Difficulty obtaining pensions is a recurring structural issue, and inherent to the complications of transnational bureaucracy, says Philip Martin, an agricultural economist at the University of California at Davis who's studied migrant labor.
Even for an American living in the US, he says, it's common to have to make multiple trips to Social Security to clear up problems. Thus, it's not surprising that someone who has worked abroad will face even more difficulties.
"For almost all pensions systems there's no checking on the wage records of Social Security systems until you apply for benefits, and many systems do not allow pension checks to be sent abroad," says Dr. Martin.
Manuel Rojas Castro, a lawyer based in Germany who for 31 years worked for the Spanish embassy there as a legal counselor to immigrants, goes further, maintaining that European countries are often biased against guest workers, denying them their rights.
"The emigrants lose rights because of lack of knowledge from below, and discrimination from above," says Mr. Castro. "The pension system for emigrants in Europe is very complicated because you need to know the law of each country and the communal law, which is enormous."
In the case of Spain, for example, three types of law can hold jurisdiction: Spanish law, the laws of the host country where the emigrant worked, and either European communal law or a bilateral agreement. "There is a communal currency, the euro, but there does not exist a standard euro pension," Castro notes.
Since his retirement from public service in the mid-1990s, Castro has counseled thousands of Spanish former guest workers, with pension collection being the most typical problem. If cases cannot be resolved through negotiations, he takes them to the relevant national court and, when necessary, to the European Court of Justice. Settlement amounts vary, he says. The most he's won for a client is €38,000 ($51,000).
Spain has a particularly strong contingent of returned workers. At the peak of the exodus in the 1960s until the guest-worker programs were mostly halted following the oil crisis of 1973, an estimated 100,000 Spaniards left their country per year, most to work in Europe's richer lands. Some stayed a few months, others for decades.

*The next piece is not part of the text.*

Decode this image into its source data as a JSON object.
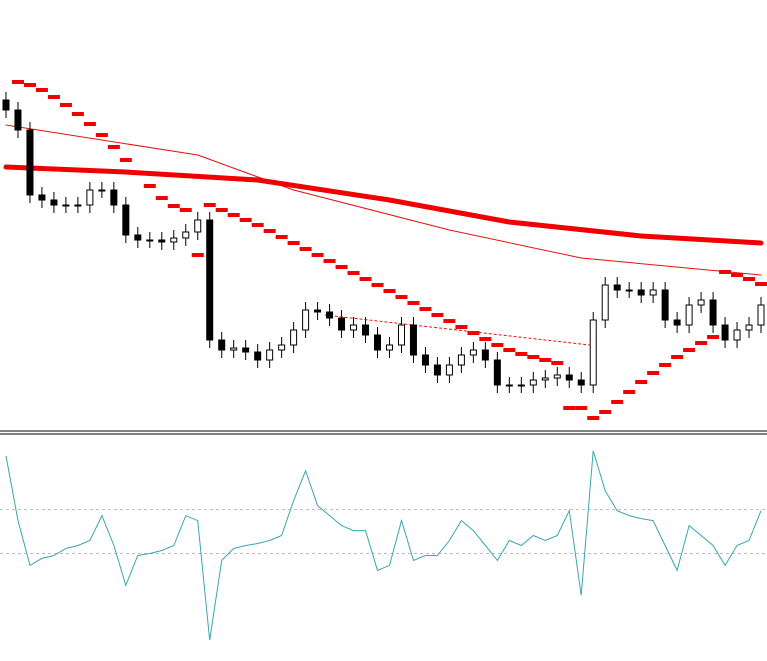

The return flood began in the mid-1970s, moving back into houses they had built with money made abroad – an achievement that would have been unlikely had they stayed home.
"Many of them returned successful, in the sense they achieved something they could not have in Spain," says F. Javier García Castaño, an anthropology professor at the University of Granada.
But retornados often felt out of place in their hometowns and were unaware of their rights to collect benefits in either country. In 1988, one retornado recognized the need and founded Grenada's Association of Returned Emigrants (AGER). Today, up to 200 people a day come seeking its services. It is the oldest and – with a membership of 16,000 – the largest of more than a dozen such organizations across Spain.
On a recent night, Ruiz – who had first brought his case to the association over a year ago – had a chance to see an attendant. From a row of cubicles labeled by countries in which emigrants worked, he settled for Germany, where he worked the longest.
Not only are there many of the receiving country's individual laws to sort through, he has no records of the work abroad.
Such challenges are common, says association president Rafael Leon Galindó. "Many had the papers and then threw them away thinking they don't have any value," he says. "Now they come and say, 'I was in France for five years. Please let me have my pension.' "
But Ruiz's case has a happy ending. The attendant tracks down the necessary information, though the yield is minimal: a pension of €30 per year on average.